Nessa época o pessoal anda preocupado com a bebida e com a comida. Preocupados de verdade se realmente vão ter o suficiente, por que o momento é de festa, é alegria da beberragem. Quem menos se preocupa são as crianças, canso de observa-las pelas ruas com suas pipas chilenas. É uma brincadeira de adulto, até nós compramos as nossas, prontas, de plástico, dois mil pesos. Ainda não consegui subir a pipa, talvez por que não tentei.
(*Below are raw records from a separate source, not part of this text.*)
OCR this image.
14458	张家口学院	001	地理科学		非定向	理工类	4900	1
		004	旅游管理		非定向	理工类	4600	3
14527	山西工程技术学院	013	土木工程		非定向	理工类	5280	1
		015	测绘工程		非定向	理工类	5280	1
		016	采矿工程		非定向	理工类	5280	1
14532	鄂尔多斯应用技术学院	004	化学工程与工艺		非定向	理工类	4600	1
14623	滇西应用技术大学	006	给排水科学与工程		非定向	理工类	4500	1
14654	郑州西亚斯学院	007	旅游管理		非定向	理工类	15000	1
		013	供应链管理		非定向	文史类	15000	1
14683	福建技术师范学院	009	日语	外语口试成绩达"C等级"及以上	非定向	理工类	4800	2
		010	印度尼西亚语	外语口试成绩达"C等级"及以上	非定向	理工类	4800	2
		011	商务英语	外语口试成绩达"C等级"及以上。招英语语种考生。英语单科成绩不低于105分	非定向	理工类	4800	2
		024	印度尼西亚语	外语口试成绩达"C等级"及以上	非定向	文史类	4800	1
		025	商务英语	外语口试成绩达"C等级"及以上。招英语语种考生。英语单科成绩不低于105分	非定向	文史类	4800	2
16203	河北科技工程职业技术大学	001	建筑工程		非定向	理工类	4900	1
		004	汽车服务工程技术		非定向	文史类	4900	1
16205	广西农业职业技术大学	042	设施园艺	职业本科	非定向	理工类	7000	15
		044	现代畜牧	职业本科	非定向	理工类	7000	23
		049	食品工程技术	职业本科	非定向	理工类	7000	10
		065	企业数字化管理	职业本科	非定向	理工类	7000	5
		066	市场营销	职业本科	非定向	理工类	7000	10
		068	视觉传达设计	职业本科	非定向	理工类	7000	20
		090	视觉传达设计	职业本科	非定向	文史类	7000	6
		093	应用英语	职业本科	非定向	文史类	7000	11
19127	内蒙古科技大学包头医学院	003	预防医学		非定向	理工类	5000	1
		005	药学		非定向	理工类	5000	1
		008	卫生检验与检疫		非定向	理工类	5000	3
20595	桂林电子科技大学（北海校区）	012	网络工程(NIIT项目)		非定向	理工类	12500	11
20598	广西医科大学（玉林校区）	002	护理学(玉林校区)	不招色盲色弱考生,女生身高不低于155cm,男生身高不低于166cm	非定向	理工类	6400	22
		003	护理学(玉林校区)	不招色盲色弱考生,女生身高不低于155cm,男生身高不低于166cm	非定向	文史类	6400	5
O vento é sempre forte nos litorais, foi o que me pareceu. A uns anos atrás o vento era tão eficiente quanto agora, entretanto não recordo que seja tão frio. Nos dispomos na calçada, a querida Sexóloga correu um pouco mais para frente e soltou a pipa no ar enquanto o Vizinho manobrou a linha em movimentos ritmados, cuidando o quanto largava de linha e acompanhando o trajeto que ia fazendo. Plástico colorido no ar ia pouco a pouco subindo. No meu ângulo de visão os fios de luz já eram um problema e inevitavelmente imaginei o fio tocando o cabo de tensão e o Vizinho brilhando aparecendo ossos para logo em seguida retornar a carne de forma chamuscada, como um bom desenho animado.
Acabou subindo e subindo, alegria. John se apoderou do carretel e começou a puxar um pouco o brinquedo. Talvez seja questão de mão, um jeitinho para puxar o suficiente ou ter um pouco mais de carinho com o bicho. Em instantes estava como um touro brabo voando, brigando para sair da linha, era círculos fechados em torno da linha, louco ele ia descendo como um helicóptero com falha mecânica. Escutei o zunido da aeronave caindo por trás de uma casa enquanto os pés corriam para fazer o resgate.
O fio que indicava o caminho era branco e se perdia olhando contra as nuvens floquinhos do céu, dei a volta na casa, não havia portão nem cerca nem ninguém. Estava vazia e havia uma curiosa piscina para crianças que certamente a água não alcançaria nem no meio da coxa. Piscina de fibra desse tamanho, que coisa engraçada. Estava vazia e a pipa não estava dentro, nem ao redor.
Era um pequeno chalé de duas cabanas pequenas que se posicionavam diagonalmente uma a outra. Talvez esteja entre elas. Não. Também não. O fio desaparecera. A Sexóloga apareceu preocupada e curiosa, tampouco avistou a aeronave. Voltando observamos o fio contra o céu num azul perfeito, agradável aos olhos protegidos pelas lentes de aviador. Aqui!
Muro de uns dois metros, pré-moldado em concreto. Perigo de se pular pelo meio com chapas tão finas, pois bem, usei um dos pilares e com facilidade saltei para o outro lado num terreno baldio com vegetação tropical seca. Algumas moitas, algumas coisas com espinhos, mas foi fácil chegar até ela. O arbusto era baixo e foi fácil agarrar a pipa. Cortada a linha e desmontado levei a ave abatida em meus dentes para facilitar o pulo de retorno. A Sexóloga aliviada pelo seu brinquedo estava faceira, aprontou uma pequena escada com paus para descer para o outro lado, não era necessário, mas ela queria ajudar de alguma forma.
As mãos meio rachadas, um pequeno esfolão próximo ao cotovelo e o pó de concreto nas mãos e braços. Dever cumprido, satisfação.